Mem: . . . , 1464Mi MaxObsActive, 677852Ki MaxObsWired, 1890Mi MaxObs(Act+Wir+Lndry)
Swap: 3584Mi Total, . . . , 1203Mi MaxObsUsed, 2643Mi MaxObs(Act+Lndry+SwapUsed), 3065Mi MaxObs(A+Wir+L+SU), 3070Mi (A+W+L+SU+InAct)

It indicates needing over 1 GiByte of swap space for the 4-core ALLOW_MAKE_JOBS based build (with only the one builder active) that was for having room for -gline-tables-only information [indicating some room for growth when not having such information].

Again, the tests have --threads=1 forced for ld.lld for 32-bit platforms, here armv7.

So, overall: BE_AMDGPU is the big RAM+SWAP usage option. BE_FREEBSD is next but has noticeably smaller such usage. BE_WASM makes little difference. [I'm not going to test BE_STANDARD.] It might well be that BE_FREEBSD+BE_AMDGPU+BE_WASM would be similar to BE_NATIVE+BE_AMDGPU+BE_WASM for RAM+SWAP needs (but not for time taken).

The native armv7, 2 GiByte, Cortex-A7, OrangePi+ 2ed test with BE_NATIVE but without BE_AMDGPU and without BE_WASM build of devel/llvm19 finally finished successfully, over 46 hrs after it started, so somewhat under 4 times as long as on the RPi4B. The OPi+2ed has somewhat more "avail memory" than resulted from the RPi4B total_mem assignment that I'd used.

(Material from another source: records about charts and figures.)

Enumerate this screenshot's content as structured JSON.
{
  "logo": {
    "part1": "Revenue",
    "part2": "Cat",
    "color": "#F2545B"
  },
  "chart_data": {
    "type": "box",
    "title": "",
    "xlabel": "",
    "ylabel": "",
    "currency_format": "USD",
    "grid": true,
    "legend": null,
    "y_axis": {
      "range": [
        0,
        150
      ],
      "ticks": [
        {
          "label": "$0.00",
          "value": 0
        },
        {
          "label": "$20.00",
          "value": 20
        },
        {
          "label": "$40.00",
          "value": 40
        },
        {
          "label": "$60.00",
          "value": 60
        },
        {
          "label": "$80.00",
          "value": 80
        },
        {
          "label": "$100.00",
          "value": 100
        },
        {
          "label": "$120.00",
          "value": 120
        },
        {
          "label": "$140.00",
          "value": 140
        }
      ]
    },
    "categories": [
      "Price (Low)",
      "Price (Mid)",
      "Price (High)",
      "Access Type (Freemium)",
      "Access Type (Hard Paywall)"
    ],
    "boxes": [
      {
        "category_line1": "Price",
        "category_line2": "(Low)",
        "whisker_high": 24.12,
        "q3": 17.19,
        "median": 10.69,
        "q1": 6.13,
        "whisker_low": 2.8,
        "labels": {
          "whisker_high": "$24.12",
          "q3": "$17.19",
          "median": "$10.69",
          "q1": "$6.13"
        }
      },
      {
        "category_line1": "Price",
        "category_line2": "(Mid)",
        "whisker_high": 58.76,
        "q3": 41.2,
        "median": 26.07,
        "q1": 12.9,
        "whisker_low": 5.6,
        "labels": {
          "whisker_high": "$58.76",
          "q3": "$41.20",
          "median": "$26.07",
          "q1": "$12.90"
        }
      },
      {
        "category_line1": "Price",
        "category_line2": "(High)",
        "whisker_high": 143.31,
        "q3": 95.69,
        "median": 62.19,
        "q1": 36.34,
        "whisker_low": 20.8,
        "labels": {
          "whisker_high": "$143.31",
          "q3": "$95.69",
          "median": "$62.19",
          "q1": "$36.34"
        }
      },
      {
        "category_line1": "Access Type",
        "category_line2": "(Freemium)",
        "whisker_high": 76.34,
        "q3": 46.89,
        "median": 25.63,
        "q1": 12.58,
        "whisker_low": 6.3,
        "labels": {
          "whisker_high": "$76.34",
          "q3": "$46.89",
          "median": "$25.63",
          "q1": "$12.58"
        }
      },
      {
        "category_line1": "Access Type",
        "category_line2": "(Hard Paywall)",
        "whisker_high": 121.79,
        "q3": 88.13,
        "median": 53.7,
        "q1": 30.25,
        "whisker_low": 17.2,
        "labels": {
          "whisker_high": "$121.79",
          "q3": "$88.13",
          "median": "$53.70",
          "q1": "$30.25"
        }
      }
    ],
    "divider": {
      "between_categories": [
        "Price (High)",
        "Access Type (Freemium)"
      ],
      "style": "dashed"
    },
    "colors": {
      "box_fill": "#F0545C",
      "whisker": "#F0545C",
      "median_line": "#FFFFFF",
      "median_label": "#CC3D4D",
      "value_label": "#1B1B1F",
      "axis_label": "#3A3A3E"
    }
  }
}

# dmesg -a | grep " memory "
real memory  = 2113130496 (2015 MB)
avail memory = 2053459968 (1958 MB)

[00:05:23] [02] [00:00:00] Building   devel/llvm19@default | llvm19-19.1.0.r2
[1D:22:46:22] [02] [1D:22:40:59] Finished   devel/llvm19@default | llvm19-19.1.0.r2: Success ending TMPFS: 0.00 GiB

Mem: . . . , 1484Mi MaxObsActive, 264892Ki MaxObsWired, 1773Mi MaxObs(Act+Wir+Lndry)
Swap: 3685Mi Total, . . . , 11284Ki MaxObsUsed, 1560Mi MaxObs(Act+Lndry+SwapUsed), 1778Mi MaxObs(A+Wir+L+SU), 1924Mi (A+W+L+SU+InAct)

It indicates using somewhat under just 12 MiByte of swap space for the 4-core ALLOW_MAKE_JOBS based build (with only the one builder active) that was for having room for -gline-tables-only information [indicating some room for growth when not having such information].

Again: the tests have --threads=1 forced for ld.lld for 32-bit platforms, here armv7. USE_TMPFS=no too.

So the proposed defaults fit this 2 GiByte RAM context, although some SWAP space needs to be part of the configuration for reliability/growth. (I do not plan on testing a 1 GiByte RPi*, neither native armv7 nor aarch64-as-armv7.)

If it turns out that default threading in ld.lld leads to OOM or process allocation failure problems, then there is a viable, simple to implement alternative that leads to --thread=1 implicitly for 32-bit ld.lld that get the kind of results my testing shows.

I'd be happy to add a --threads=1 patch since that seems to be useful. I'm not sure if we should do it for all 32-bit platforms or make it an option that defaults to enabled on 32-bit platforms.

I'd be happy to add a --threads=1 patch since that seems to be useful. I'm not sure if we should do it for all 32-bit platforms or make it an option that defaults to enabled on 32-bit platforms.

I'm fine with alternatives to how I enabled testing with --threads=1 based ld.lld . I just did enough to simply allow the tests. An option with varying defaults based on the platform being targeted seems reasonable to me.

This revision was not accepted when it landed; it landed in state Needs Review.Aug 27 2024, 7:23 PM
This revision was automatically updated to reflect the committed changes.